なんの話をしていたんだろう……女性を目で追って行くと、さっき俺が指差した付近のブルーシートに、大人数で集まっているグループへと戻っていく。
その時、やっとあの子の気持ちがわかった気がした。あぁ、そうか。あの子はあそこのグループのメンバーとお花見に来たのに、何か理由があって戻りたくないんだ。
それなら悪いことしちゃったな……謝りに行った方がいいのか迷う。だって俺に来てほしくないって思っているかもしれないから。
「あの子、ずっと下向いてるね。何してるの?」
「四葉のクローバーを探してるらしいよ」
「それはまた気が遠くなるような作業だなぁ」
「でもさ、四葉のクローバーって毎年同じ場所に生えてくるらしいよ。しかも、根っこはみんな繋がってるみたいだし、もしかしたら繋がってるクローバーからは同じように四葉が生まれるのかもね」
「そうなの?」
ということは、一度場所を覚えておけば、翌年から毎年四葉のクローバーにありつけることになる。それってすごいことじゃないか!

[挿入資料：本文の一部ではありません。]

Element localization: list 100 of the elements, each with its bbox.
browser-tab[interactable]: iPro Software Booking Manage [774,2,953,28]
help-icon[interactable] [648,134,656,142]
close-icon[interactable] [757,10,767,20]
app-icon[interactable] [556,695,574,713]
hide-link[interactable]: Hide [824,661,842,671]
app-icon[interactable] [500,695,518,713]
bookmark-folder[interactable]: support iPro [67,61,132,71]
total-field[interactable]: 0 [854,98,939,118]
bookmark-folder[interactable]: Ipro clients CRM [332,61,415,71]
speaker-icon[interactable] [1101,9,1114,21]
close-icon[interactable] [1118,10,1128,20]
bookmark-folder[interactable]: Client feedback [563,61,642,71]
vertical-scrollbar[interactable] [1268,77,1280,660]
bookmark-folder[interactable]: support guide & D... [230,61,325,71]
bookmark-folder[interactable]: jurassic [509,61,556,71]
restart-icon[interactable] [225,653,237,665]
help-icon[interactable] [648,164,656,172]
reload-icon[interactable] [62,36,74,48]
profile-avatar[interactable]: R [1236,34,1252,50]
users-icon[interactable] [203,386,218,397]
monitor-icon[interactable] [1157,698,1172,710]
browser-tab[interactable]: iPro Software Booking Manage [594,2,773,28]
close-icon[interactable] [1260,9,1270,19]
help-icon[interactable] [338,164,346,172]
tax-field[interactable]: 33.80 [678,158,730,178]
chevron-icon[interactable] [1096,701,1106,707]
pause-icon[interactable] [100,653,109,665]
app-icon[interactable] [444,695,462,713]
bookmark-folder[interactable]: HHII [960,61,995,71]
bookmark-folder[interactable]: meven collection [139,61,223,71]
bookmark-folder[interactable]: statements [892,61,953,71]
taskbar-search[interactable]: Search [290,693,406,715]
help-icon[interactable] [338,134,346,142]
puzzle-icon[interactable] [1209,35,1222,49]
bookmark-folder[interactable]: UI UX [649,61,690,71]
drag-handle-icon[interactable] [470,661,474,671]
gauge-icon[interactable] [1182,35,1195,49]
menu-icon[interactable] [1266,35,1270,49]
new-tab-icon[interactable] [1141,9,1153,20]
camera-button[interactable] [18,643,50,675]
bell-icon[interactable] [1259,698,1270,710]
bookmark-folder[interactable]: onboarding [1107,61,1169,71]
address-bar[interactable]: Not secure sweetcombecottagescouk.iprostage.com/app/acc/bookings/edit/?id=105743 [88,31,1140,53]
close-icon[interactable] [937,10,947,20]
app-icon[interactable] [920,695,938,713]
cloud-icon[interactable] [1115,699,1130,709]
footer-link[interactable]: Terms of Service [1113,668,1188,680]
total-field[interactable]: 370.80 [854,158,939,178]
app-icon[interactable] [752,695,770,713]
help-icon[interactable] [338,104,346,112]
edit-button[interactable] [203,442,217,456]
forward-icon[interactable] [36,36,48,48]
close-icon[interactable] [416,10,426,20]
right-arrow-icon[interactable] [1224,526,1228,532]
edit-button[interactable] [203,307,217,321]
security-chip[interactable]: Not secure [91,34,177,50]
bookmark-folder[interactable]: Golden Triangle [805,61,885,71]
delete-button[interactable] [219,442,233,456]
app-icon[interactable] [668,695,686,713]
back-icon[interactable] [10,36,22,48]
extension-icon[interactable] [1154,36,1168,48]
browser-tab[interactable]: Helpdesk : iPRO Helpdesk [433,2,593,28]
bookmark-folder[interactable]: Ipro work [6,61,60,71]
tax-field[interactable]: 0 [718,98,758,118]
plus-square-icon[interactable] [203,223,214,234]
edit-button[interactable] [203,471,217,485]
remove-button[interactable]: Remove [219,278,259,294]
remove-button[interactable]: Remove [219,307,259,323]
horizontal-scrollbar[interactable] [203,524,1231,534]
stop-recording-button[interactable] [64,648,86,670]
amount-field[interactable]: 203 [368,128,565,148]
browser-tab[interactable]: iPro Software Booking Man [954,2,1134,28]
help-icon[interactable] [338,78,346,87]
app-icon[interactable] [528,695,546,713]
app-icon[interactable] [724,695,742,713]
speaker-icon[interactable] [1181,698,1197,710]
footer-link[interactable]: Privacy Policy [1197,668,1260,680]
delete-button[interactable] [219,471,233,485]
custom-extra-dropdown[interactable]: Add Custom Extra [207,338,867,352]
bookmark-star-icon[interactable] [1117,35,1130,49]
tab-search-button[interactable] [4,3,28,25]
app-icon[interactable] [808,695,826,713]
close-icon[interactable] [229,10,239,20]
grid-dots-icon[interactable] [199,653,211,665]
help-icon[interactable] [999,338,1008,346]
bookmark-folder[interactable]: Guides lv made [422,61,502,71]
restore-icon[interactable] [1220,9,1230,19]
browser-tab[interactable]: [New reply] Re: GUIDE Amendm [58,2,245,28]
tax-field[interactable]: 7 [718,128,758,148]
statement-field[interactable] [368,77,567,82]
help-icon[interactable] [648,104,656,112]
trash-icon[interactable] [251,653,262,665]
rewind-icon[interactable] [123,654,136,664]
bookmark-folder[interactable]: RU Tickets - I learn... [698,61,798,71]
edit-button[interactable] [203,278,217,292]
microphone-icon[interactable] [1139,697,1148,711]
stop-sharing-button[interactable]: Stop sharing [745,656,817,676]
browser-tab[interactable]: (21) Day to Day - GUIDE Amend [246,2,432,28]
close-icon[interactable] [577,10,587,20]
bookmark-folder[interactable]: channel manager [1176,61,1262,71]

俺は思わず立ち上がった。彼女に嫌な思いをさせちゃったお詫びに、俺が四葉のクローバーを見つければいいんだ。
「悪いんだけどさ、ここにいてくんない? 俺、ちょっと用事思い出したから」
二人は顔を見合わせると、にんまりと笑った。
「どうぞどうぞ、ごゆっくり」
なんかちょっと様子が気持ち悪かったけど、とりあえず二人に任せてクローバーを探しに出かけた。